The company is "taking a transformational approach to executing against these opportunities," Demetriou said, noting that more information will be forthcoming at an investor event in early March.
Demetriou also noted the passage of the $1.2 trillion Infrastructure Investment and Jobs Act provided clarity for the spending environment going forward. "We now have certainty surrounding the unprecedented U.S. infrastructure funding," he said on the call.
Recently, stock market analysts pointed to Jacobs as one of the firms that stand to benefit the most from the infrastructure package. Matt Arnold, senior equity analyst for St. Louis-based financial services firm Edward Jones, said that the company's foothold in the transportation, water and environmental markets put it in a strong position.
During the Jacobs earnings call, President and CFO Kevin Berryman said infrastructure funding should start hitting the company's books by mid-2022.
"We expect mid-single-digit reported revenue growth in the first quarter of fiscal 2022 with an acceleration in the second half of our fiscal year driven by U.S. infrastructure spending and the ramp-up of new awards in our CMS [critical mission solutions] business," Berryman said.

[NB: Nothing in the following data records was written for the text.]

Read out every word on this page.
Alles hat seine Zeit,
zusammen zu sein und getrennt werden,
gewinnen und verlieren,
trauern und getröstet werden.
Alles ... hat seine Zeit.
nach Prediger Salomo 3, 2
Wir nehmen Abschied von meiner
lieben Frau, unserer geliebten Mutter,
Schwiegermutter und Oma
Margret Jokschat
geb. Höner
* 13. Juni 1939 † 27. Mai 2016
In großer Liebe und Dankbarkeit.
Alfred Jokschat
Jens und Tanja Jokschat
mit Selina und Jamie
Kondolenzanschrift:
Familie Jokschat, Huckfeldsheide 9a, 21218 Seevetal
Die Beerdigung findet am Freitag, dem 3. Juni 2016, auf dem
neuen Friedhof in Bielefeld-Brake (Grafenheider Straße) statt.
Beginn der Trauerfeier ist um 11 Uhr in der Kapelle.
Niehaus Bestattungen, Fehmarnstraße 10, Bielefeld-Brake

But infrastructure won't be the only driver of business. In addition, the need for additional semiconductor manufacturing capacity and post-pandemic life sciences needs should boost Jacobs' advanced facilities business, the executives said.
"And more broadly, global infrastructure modernization and national security needs are accelerating as our government and commercial clients address the challenges of climate change, advancement of the digitization strategies and increasing cyber threats," Demetriou said on the call.

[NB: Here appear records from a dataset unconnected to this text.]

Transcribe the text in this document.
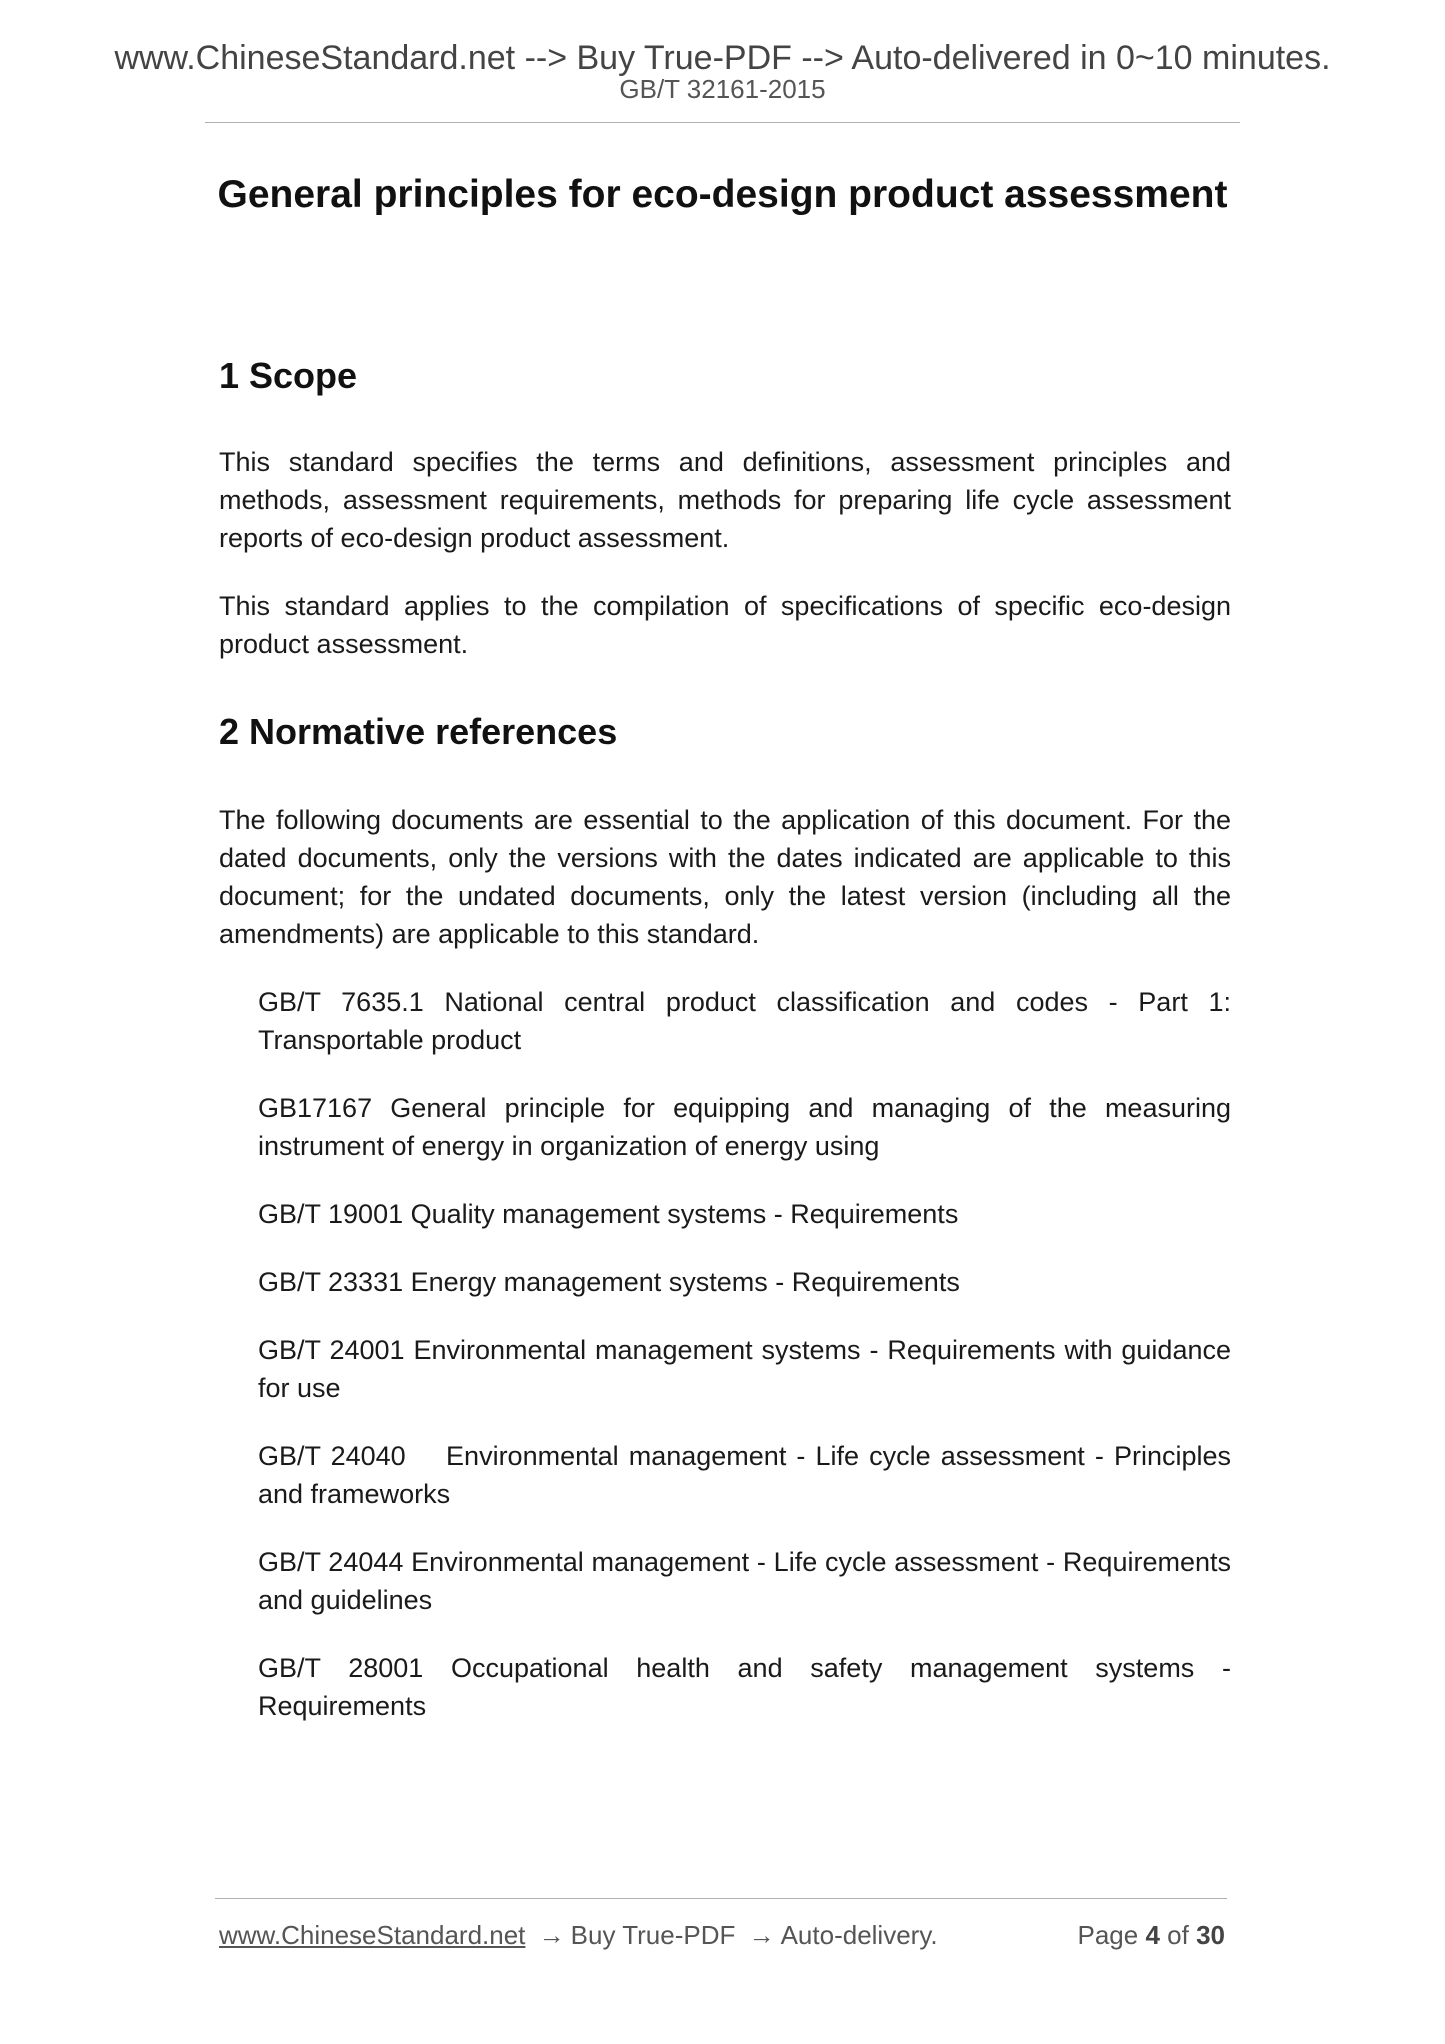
www.ChineseStandard.net --> Buy True-PDF --> Auto-delivered in 0~10 minutes.
GB/T 32161-2015
General principles for eco-design product assessment
1 Scope

This standard specifies the terms and definitions, assessment principles and methods, assessment requirements, methods for preparing life cycle assessment reports of eco-design product assessment.

This standard applies to the compilation of specifications of specific eco-design product assessment.

2 Normative references

The following documents are essential to the application of this document. For the dated documents, only the versions with the dates indicated are applicable to this document; for the undated documents, only the latest version (including all the amendments) are applicable to this standard.

GB/T 7635.1 National central product classification and codes - Part 1: Transportable product

GB17167 General principle for equipping and managing of the measuring instrument of energy in organization of energy using

GB/T 19001 Quality management systems - Requirements

GB/T 23331 Energy management systems - Requirements

GB/T 24001 Environmental management systems - Requirements with guidance for use

GB/T 24040    Environmental management - Life cycle assessment - Principles and frameworks

GB/T 24044 Environmental management - Life cycle assessment - Requirements and guidelines

GB/T 28001 Occupational health and safety management systems - Requirements

www.ChineseStandard.net → Buy True-PDF → Auto-delivery.	Page 4 of 30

Jacobs is currently working on a "further optimization" of its real estate footprint as it plans for revenue growth. In the process, the company is identifying space that it intends to abandon or market for sublease. In fiscal 2022, it could accrue up to $70 million in potential charges for these plans.
"Our new footprint will facilitate virtual work options that leverage new technology and more collaborative workspaces in our offices," Berryman said on the earnings call.

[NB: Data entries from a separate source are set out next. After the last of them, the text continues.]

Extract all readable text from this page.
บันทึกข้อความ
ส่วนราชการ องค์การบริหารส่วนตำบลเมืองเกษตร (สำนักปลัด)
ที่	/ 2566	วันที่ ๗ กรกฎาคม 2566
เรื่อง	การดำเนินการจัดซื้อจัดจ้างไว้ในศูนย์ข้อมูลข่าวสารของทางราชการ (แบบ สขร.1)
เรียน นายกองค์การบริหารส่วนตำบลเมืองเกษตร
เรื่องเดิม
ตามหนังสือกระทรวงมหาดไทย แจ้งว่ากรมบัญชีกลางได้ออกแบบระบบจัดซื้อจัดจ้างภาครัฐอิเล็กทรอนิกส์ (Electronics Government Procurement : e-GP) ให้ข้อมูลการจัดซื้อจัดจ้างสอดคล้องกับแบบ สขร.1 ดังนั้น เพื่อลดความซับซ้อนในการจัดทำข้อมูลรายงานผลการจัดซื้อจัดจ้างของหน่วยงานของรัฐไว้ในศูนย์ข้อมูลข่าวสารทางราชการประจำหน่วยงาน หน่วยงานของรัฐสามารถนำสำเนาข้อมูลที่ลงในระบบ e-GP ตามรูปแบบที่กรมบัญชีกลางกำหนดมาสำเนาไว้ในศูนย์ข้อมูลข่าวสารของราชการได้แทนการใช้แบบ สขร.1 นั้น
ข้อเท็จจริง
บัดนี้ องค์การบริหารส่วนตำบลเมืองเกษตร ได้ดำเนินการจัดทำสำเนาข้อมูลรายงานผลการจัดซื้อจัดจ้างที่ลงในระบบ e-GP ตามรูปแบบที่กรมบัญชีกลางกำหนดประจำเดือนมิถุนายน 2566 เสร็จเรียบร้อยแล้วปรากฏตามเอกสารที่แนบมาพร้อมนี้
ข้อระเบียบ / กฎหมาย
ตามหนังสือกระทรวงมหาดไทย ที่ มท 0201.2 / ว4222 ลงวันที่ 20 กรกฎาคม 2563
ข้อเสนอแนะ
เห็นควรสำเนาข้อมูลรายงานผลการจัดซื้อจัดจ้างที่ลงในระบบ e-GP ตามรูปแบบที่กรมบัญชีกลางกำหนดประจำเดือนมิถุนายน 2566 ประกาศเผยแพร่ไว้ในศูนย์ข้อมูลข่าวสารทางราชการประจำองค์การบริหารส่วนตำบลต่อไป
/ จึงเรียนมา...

Jacobs executives also provided updates on a number of large projects, including:
- 5G: With 5G cellular technology investments from clients like AT&T, Verizon, DirecTV, T-Mobile and Dish Network, the company is seeing strong demand in its telecom business. The infrastructure bill includes $2.5 billion for the 5G rollout at U.S. military bases, which should provide more opportunities for the company.
- Army: Jacobs was awarded a multi-year contract by the U.S. Army's Engineer Research and Development Center to integrate nature-based solutions designed to grow climate resilience across defense department facilities.
- Rikers Island: Jacobs was selected to reimagine New York's Rikers Island correctional facilities. As the first phase in a 20-year program across the entire city, the company will consolidate four aging wastewater facilities into a 1-billion-gallon-per-day water resource recovery facility with a renewable energy hub.